WPWC
- Dumfries-Triangle, Virginia; United States;
- Broadcast area: Southern Prince William County, Virginia Western Charles County, Maryland
- Frequency: 1480 kHz
- Branding: Brava 1480

Programming
- Format: Regional Mexican

Ownership
- Owner: WASP Productions; (Amin Segundo);

History
- First air date: 1961
- Former call signs: WQVA (1962–1974)
- Former frequencies: 1530 kHz (1962–1979)
- Call sign meaning: Prince William County

Technical information
- Licensing authority: FCC
- Facility ID: 25995
- Class: B
- Power: 5,000 watts (day); 500 watts (night);
- Transmitter coordinates: 38°34′6.0″N 77°20′20.0″W﻿ / ﻿38.568333°N 77.338889°W

Links
- Public license information: Public file; LMS;

= WPWC =

Radio station in Dumfries-Triangle, Virginia

WPWC is a Regional Mexican formatted broadcast radio station licensed to Dumfries-Triangle, Virginia, serving Southern Prince William County, Virginia and Western Charles County, Maryland. WPWC is owned by Amin Segundo's WASP Productions.

==History==
WPWC signed on in 1961 as WQVA, a 250-watt daytimer broadcasting on 1530 kHz and licensed to Quantico, Virginia. WQVA was first owned by Harold Hersch, W.T. Merchant, and H. Ewing Wall's Radio One Company, later WQVA, Inc. It was sold to Raymond W. Woolfenden's Happy Broadcasting Company in 1974, changing to its current call sign at the same time. A move to the current 1480 kHz occurred in 1979 along with a power upgrade. WPWC ran a country format from 1974 through 2000. That year, Woolfenden sold the station to JMK Communications of Los Angeles, California.

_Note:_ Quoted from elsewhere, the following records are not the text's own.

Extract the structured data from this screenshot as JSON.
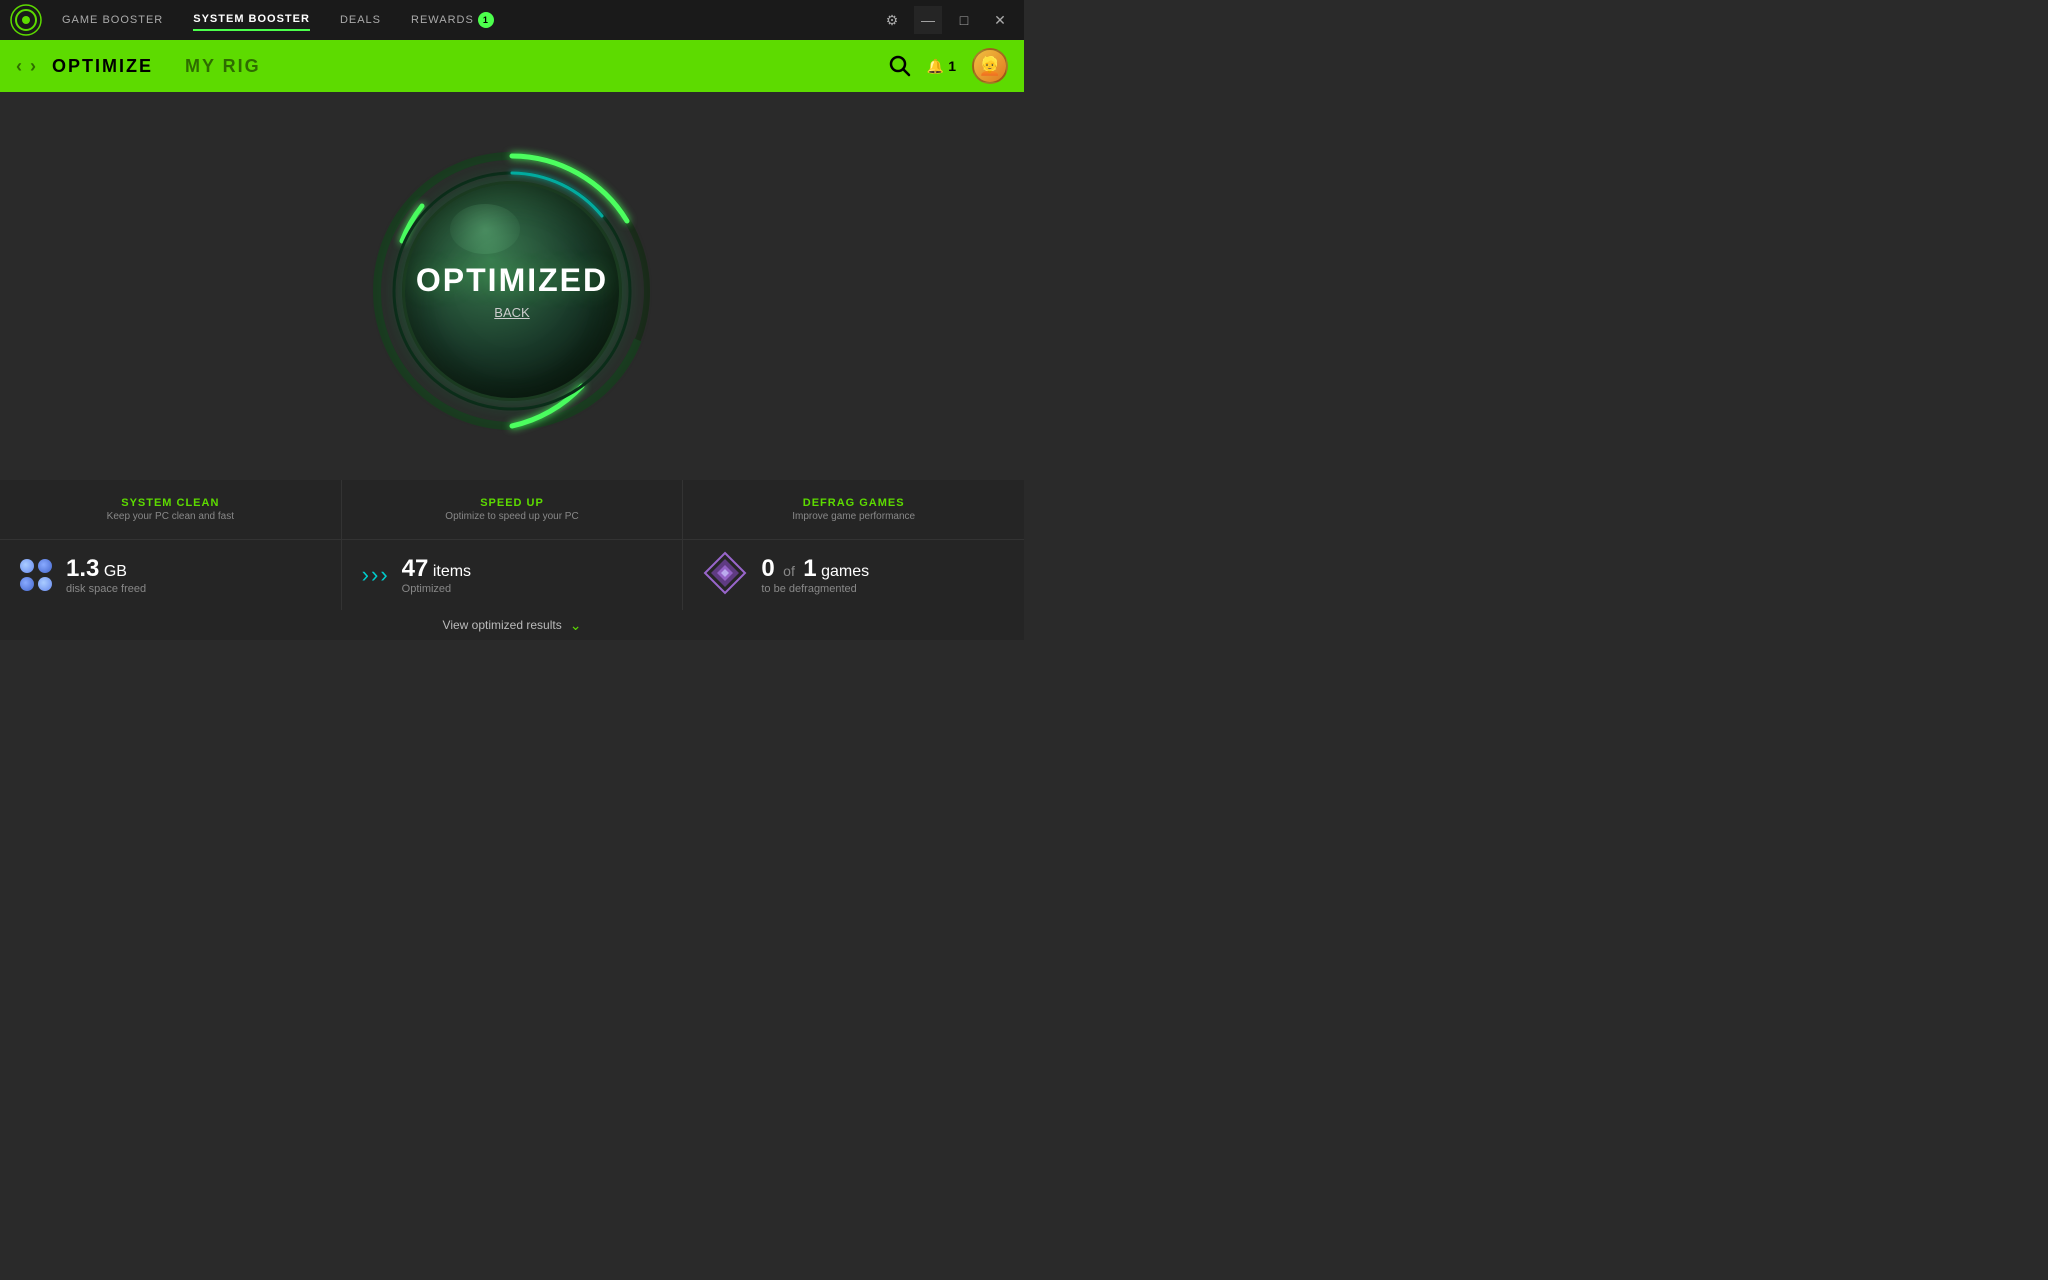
{
  "titlebar": {
    "nav": [
      {
        "id": "game-booster",
        "label": "GAME BOOSTER",
        "active": false
      },
      {
        "id": "system-booster",
        "label": "SYSTEM BOOSTER",
        "active": true
      },
      {
        "id": "deals",
        "label": "DEALS",
        "active": false
      },
      {
        "id": "rewards",
        "label": "REWARDS",
        "active": false,
        "badge": "1"
      }
    ],
    "settings_icon": "⚙",
    "minimize_icon": "—",
    "maximize_icon": "□",
    "close_icon": "✕"
  },
  "subheader": {
    "back_arrow": "‹",
    "forward_arrow": "›",
    "tabs": [
      {
        "id": "optimize",
        "label": "OPTIMIZE",
        "active": true
      },
      {
        "id": "my-rig",
        "label": "MY RIG",
        "active": false
      }
    ],
    "search_icon": "🔍",
    "notification_count": "1",
    "avatar_emoji": "👱"
  },
  "main": {
    "status_text": "OPTIMIZED",
    "back_link": "BACK"
  },
  "stats": {
    "cards": [
      {
        "id": "system-clean",
        "title": "SYSTEM CLEAN",
        "description": "Keep your PC clean and fast"
      },
      {
        "id": "speed-up",
        "title": "SPEED UP",
        "description": "Optimize to speed up your PC"
      },
      {
        "id": "defrag-games",
        "title": "DEFRAG GAMES",
        "description": "Improve game performance"
      }
    ],
    "values": [
      {
        "id": "disk-freed",
        "number": "1.3",
        "unit": "GB",
        "sublabel": "disk space freed"
      },
      {
        "id": "items-optimized",
        "number": "47",
        "unit": "items",
        "sublabel": "Optimized"
      },
      {
        "id": "games-defrag",
        "number": "0",
        "of_label": "of",
        "total": "1",
        "unit": "games",
        "sublabel": "to be defragmented"
      }
    ],
    "view_results_label": "View optimized results",
    "view_results_icon": "⌄"
  },
  "colors": {
    "accent": "#5ddb00",
    "background": "#2a2a2a",
    "card_bg": "#252525",
    "ring_color": "#3ddd44"
  }
}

From January 2012 through 2016, WPWC gained notoriety by running a progressive talk format known as We Act Radio.
WPWC features "Take Action News with David Shuster" produced live from We Act Radio's studios in the Anacostia neighborhood of Southeast, Washington, D.C.

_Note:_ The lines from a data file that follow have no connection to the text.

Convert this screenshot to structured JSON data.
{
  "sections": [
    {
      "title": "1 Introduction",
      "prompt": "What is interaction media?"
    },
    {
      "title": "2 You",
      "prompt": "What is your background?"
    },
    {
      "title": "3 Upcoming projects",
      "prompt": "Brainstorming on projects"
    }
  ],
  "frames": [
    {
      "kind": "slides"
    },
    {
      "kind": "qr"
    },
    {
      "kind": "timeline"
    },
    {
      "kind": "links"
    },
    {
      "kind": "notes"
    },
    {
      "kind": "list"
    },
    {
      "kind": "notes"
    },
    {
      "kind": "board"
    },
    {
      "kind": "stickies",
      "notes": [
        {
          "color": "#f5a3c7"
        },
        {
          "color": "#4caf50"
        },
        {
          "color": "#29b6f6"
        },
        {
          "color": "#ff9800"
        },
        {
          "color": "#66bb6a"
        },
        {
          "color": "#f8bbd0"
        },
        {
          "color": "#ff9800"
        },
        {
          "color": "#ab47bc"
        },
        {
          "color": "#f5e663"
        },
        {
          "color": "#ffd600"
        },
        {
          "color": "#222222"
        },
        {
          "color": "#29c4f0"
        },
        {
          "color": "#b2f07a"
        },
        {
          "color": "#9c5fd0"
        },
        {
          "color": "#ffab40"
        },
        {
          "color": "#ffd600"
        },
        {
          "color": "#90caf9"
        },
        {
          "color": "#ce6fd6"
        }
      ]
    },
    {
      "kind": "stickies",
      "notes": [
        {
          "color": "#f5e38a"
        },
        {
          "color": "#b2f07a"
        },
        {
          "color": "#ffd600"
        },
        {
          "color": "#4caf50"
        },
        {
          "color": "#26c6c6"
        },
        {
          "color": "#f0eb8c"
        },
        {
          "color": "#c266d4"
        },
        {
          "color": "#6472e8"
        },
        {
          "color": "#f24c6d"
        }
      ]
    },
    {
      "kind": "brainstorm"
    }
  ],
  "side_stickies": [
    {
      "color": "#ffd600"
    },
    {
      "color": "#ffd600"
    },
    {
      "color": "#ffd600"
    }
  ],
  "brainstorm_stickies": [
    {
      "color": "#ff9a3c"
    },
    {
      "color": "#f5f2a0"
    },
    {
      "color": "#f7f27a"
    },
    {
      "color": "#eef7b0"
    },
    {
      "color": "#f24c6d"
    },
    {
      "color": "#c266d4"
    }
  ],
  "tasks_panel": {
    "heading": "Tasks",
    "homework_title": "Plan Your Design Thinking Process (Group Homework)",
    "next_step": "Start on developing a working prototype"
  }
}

On May 6, 2012, WPWC added The Union Edge, "Labor's Talk Radio," to their line up.

On September 16, 2012, WPWC started producing "Pivot Point with Maya Rockeymoore," a live public affairs radio show dedicated to aging issues and their intersection with politics, public policy, and popular culture.

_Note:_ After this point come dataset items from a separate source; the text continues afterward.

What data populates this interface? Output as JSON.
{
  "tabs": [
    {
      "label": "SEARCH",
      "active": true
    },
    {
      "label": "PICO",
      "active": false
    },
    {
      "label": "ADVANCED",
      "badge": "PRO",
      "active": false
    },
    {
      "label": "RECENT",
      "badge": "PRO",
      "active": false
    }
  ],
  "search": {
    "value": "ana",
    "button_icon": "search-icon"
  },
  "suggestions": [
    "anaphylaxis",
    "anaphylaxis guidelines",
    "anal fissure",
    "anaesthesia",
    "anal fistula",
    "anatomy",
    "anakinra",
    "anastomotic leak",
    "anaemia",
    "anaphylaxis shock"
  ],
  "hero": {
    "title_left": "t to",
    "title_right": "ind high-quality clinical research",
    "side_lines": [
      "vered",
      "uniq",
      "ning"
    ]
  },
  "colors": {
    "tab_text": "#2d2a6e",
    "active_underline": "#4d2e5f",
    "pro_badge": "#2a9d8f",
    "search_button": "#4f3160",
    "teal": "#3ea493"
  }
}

On February 20, 2013, We Act Radio started producing the Rock Newman Show from their Anacostia studio.

Two of WPWC's four towers collapsed on October 21, 2016, causing $140,000 in damage. At the time, it had dropped the progressive talk format and was broadcasting a Spanish-language Christian format under the name "Radio Sion". We Act Radio continues as an Internet stream.

On October 10, 2023, WPWC started broadcasting Tropical/Urban music as "Brava 1480".